私は葛尾村で葉タバコ畑1町と田んぼ2町5反を持ち、専業農家として生計を立てていました。その傍ら、親類などに配るための野菜も趣味の範囲で作っていたので、震災後郡山へ避難した後も、一般住宅の基礎工事に携わりながら、親類や近所の空いている畑などを借りて野菜作りを続けていました。

生まれたときからずっと葛尾村で生活してきたので、村へは避難指示が解除になり次第帰ろうと決めていたんです。2016年に解除になって、まず畑仕事を再開。自宅には2017年9月にやっと帰ってきました。

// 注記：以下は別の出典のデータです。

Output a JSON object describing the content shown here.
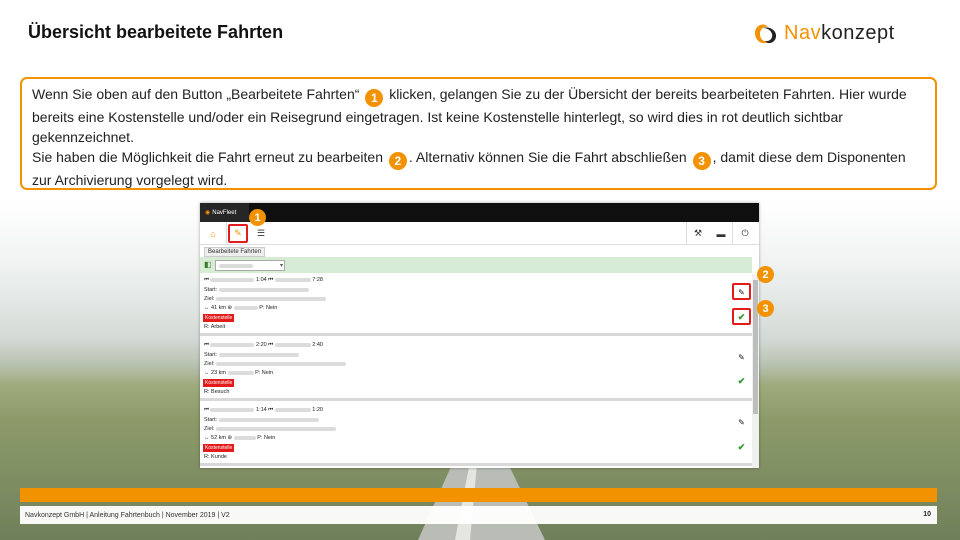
{
  "slide": {
    "title": "Übersicht bearbeitete Fahrten",
    "logo": {
      "prefix": "Nav",
      "suffix": "konzept"
    }
  },
  "info": {
    "p1_a": "Wenn Sie oben auf den Button „Bearbeitete Fahrten“",
    "badge1": "1",
    "p1_b": "klicken, gelangen Sie zu der Übersicht der bereits bearbeiteten Fahrten. Hier wurde bereits eine Kostenstelle und/oder ein Reisegrund eingetragen. Ist keine Kostenstelle hinterlegt, so wird dies in rot deutlich sichtbar gekennzeichnet.",
    "p2_a": "Sie haben die Möglichkeit die Fahrt erneut zu bearbeiten",
    "badge2": "2",
    "p2_b": ". Alternativ können Sie die Fahrt abschließen",
    "badge3": "3",
    "p2_c": ", damit diese dem Disponenten zur Archivierung vorgelegt wird."
  },
  "app": {
    "tab_prefix": "Nav",
    "tab_suffix": "Fleet",
    "icons": {
      "home": "home-icon",
      "edit": "edit-trips-icon",
      "list": "list-icon",
      "tool": "wrench-icon",
      "device": "device-icon",
      "power": "power-icon"
    },
    "breadcrumb": "Bearbeitete Fahrten",
    "rows": [
      {
        "time_start": "1:04",
        "time_end": "7:28",
        "start_label": "Start:",
        "ziel_label": "Ziel:",
        "dist": "↔ 41 km",
        "pnr": "P: Nein",
        "ks": "Kostenstelle",
        "reason": "R: Arbeit"
      },
      {
        "time_start": "2:20",
        "time_end": "2:40",
        "start_label": "Start:",
        "ziel_label": "Ziel:",
        "dist": "↔ 23 km",
        "pnr": "P: Nein",
        "ks": "Kostenstelle",
        "reason": "R: Besuch"
      },
      {
        "time_start": "1:14",
        "time_end": "1:20",
        "start_label": "Start:",
        "ziel_label": "Ziel:",
        "dist": "↔ 52 km",
        "pnr": "P: Nein",
        "ks": "Kostenstelle",
        "reason": "R: Kunde"
      }
    ],
    "callouts": {
      "c1": "1",
      "c2": "2",
      "c3": "3"
    }
  },
  "footer": {
    "text": "Navkonzept GmbH  |  Anleitung Fahrtenbuch  |  November 2019  |  V2",
    "page": "10"
  },
  "colors": {
    "accent": "#f39200",
    "alert": "#e41b1b",
    "confirm": "#2b9a2b"
  }
}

2018年度に野菜を貯蔵する倉庫を建ててから野菜を出荷しようと考えているので、本格的に農業を再開するのは2019年度を予定しています。

私は新しいことや興味を持ったものに挑戦することが大好きなので、震災前には自宅近くに自生していたナツハゼを畑に移植して栽培をしていました。しかし、ジャムなどに加工できないかと考えていた矢先に被災。今年再びトライしたものの、穫れたナツハゼから放射能が検出されてしまったので加工は断念しましたが、来年度以降も商品化できるよう挑戦は続けていくつもりです。また、新種の野菜作りにも大変興味を持っており、今年は生でも食べられる糖度の高いニンジン5種類に挑戦したほか、ナスの栽培も8種類ほど試み、みんなに配りました。娘たちや孫からも好評だったので、来年度以降も作っていこうと思います。また、震災後郡山で作り始めたイチョウ芋も今年は葛尾村で初めて栽培し、長雨が続いたので発育を心配していましたが無事収穫できたので良かったです。

私が農業を続ける理由は、畑で野菜を作っていると落ち着くからですかね。土をいじっているととても癒されるんです。今年は私が作ったキュウリを孫が丸かじりしながら全部食べていたと聞いてとても嬉しかったです。子供の舌はとても正直だから、美味しい物しか食べてくれないからね(笑) 。作った人の顔が見えるからこそ、さらに野菜は美味しいと感じるものだと思うし、そういう、信用される野菜作りをこれからも続けていければと思います。

葛尾村は震災以降、もともと少なかった人口がさらに減ってしまいました。村を発展させるために様々な挑戦をしていかないといけないと思います。だけど、誰かが初めの一歩を踏み出さないと誰も動かない。なので、葛力創造舎の活動の中で、私が協力できることがあれば楽しみながら一緒にやりたいと考えています。